Mao Geping Cosmetics shares fell 2.5% in today’s trading to HK$59.55, reaching an intraday low of HK$58.65 as investors pushed the stock closer to the bottom of its 52-week range of HK$55.40 to HK$130.60. No new earnings report, analyst note beyond Morgan Stanley’s action, or corporate announcement emerged to counteract selling pressure during the session.
Analyst revision
Morgan Stanley lowered its price target for Mao Geping (HK:1318) to HK$72 from its prior target, citing expectations of slimmer profit margins and higher advertising spending. The bank trimmed its sales forecasts for 2026 and 2027 by 2% to 3%, and now forecasts year-over-year sales growth of 27% for 2026 and 21% for 2027. While online sales have been robust this year—helped by broader key opinion leader livestreaming activity and demand for makeup—Morgan Stanley noted the company’s skincare line is more dependent on offline retail, which may be affected by softer premium mall traffic observed in April and May.
To reflect higher online advertising and promotional costs, Morgan Stanley cut its operating profit margin assumptions to 28.8% for 2026 and 27.8% for 2027. These margin adjustments translated into earnings per share estimate reductions of 5% for 2026 and 7% for 2027. The bank also reduced its target price-to-earnings multiple to 21 times 2026 estimates from 28 times previously, producing an overall 28% decrease in the price target.
Market backdrop
The Hang Seng Index traded near flat in the session at approximately 25,599, offering little broader market support for consumer discretionary stocks. Within Hong Kong-listed Chinese equities, investors rotated into technology names while finance and technology services lagged, and electronic technology shares rose. That sector rotation left consumer-facing names, including Mao Geping, without the sector momentum that can support rebounds.
Investors remained cautious amid ongoing US-Iran peace negotiations, which market participants continued to watch for signs of de-escalation.

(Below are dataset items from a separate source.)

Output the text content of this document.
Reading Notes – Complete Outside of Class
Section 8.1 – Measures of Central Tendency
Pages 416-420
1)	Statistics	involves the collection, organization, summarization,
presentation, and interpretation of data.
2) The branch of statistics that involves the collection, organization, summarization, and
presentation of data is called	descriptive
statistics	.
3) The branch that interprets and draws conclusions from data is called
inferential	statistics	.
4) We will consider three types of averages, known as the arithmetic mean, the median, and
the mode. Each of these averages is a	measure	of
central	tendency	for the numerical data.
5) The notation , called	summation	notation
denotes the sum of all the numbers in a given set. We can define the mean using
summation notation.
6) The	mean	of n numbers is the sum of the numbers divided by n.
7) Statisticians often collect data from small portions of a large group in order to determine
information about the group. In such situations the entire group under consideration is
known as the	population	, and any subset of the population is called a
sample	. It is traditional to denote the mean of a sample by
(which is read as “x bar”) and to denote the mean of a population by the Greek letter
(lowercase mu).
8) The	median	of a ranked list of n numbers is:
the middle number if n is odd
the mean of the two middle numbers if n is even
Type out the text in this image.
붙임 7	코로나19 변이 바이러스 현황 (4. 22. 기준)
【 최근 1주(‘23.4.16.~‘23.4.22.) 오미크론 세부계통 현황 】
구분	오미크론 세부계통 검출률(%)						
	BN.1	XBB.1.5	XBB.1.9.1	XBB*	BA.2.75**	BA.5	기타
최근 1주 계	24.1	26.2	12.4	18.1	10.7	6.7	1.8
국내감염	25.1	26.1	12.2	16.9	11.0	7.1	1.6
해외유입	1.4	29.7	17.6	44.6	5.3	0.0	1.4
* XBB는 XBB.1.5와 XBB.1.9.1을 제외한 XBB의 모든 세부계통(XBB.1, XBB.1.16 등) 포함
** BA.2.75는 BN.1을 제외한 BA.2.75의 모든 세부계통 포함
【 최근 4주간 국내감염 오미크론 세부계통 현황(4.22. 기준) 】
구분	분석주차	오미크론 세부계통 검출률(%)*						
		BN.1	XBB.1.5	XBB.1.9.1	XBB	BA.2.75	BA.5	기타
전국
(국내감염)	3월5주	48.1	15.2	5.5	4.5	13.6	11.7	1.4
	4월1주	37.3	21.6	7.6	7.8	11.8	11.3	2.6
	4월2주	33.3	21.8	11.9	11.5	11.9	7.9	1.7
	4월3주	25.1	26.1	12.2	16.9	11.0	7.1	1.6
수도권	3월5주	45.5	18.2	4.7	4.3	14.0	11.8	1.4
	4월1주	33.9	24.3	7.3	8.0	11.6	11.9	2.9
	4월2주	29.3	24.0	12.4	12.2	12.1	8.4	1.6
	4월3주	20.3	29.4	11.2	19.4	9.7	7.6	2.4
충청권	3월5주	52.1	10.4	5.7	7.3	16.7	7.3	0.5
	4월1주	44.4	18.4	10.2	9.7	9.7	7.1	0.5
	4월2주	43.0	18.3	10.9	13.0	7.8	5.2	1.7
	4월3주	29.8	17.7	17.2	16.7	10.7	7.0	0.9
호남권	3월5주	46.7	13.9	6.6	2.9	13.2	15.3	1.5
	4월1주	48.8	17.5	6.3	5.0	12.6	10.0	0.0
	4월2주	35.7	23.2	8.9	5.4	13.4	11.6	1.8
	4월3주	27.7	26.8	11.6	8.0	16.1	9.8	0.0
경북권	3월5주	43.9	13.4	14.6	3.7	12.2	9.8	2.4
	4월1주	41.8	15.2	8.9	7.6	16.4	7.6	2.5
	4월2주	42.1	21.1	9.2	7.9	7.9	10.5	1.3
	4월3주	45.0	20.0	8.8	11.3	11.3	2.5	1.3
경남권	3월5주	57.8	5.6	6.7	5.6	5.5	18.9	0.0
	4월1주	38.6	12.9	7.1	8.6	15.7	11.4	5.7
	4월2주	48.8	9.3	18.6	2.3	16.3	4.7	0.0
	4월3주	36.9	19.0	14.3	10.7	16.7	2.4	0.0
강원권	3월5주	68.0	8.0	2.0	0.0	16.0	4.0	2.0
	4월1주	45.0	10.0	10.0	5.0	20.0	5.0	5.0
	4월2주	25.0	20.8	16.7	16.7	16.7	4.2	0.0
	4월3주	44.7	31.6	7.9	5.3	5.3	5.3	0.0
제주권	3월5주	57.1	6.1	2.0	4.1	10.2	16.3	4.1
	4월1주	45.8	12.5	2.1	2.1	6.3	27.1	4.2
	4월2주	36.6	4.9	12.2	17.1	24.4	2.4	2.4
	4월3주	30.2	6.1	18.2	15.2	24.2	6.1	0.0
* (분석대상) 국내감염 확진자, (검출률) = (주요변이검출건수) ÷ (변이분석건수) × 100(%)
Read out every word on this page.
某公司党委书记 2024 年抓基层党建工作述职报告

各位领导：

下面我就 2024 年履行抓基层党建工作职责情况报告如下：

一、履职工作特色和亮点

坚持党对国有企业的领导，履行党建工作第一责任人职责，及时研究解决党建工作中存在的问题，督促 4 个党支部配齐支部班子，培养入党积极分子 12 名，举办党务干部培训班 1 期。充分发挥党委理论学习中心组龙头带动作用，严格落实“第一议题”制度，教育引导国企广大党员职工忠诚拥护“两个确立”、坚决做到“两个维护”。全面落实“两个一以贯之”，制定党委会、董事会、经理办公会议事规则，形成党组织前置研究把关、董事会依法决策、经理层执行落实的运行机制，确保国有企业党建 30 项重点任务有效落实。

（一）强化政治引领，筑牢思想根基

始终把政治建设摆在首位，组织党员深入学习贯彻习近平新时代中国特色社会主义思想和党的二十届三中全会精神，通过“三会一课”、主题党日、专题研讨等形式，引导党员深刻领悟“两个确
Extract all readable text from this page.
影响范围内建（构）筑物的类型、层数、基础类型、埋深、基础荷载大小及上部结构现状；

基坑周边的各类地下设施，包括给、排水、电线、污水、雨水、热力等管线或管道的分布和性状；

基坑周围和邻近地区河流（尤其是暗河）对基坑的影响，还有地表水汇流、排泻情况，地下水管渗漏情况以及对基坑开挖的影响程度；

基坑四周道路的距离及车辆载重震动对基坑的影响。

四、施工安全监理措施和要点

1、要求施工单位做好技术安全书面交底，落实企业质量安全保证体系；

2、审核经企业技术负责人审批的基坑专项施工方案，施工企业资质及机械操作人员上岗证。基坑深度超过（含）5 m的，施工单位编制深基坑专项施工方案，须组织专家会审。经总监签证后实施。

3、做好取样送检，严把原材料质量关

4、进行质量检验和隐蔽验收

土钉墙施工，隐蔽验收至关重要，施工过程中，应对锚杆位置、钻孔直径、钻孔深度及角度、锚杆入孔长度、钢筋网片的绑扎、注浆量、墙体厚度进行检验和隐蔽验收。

The absence of a clear macro tailwind combined with the stock’s proximity to multi-month lows contributed to the decline in Mao Geping’s share price during the session.
Context on demand and positioning
China’s cosmetics retail market reached a record 465.3 billion RMB in 2025, up 5.1% year-over-year, indicating that underlying consumer demand for cosmetics remains intact. Nonetheless, the short-term drivers for the company’s share price appear to be investor positioning and macro caution rather than a deterioration in overall market demand.
Takeaway
The stock’s retreat reflects a combination of a lowered analyst price target, adjustments to margin and earnings forecasts, and a market rotation away from consumer discretionary names. With no company-specific catalyst to offset these headwinds during the session, Mao Geping’s shares were vulnerable to further selling as they approached the lower end of their 52-week range.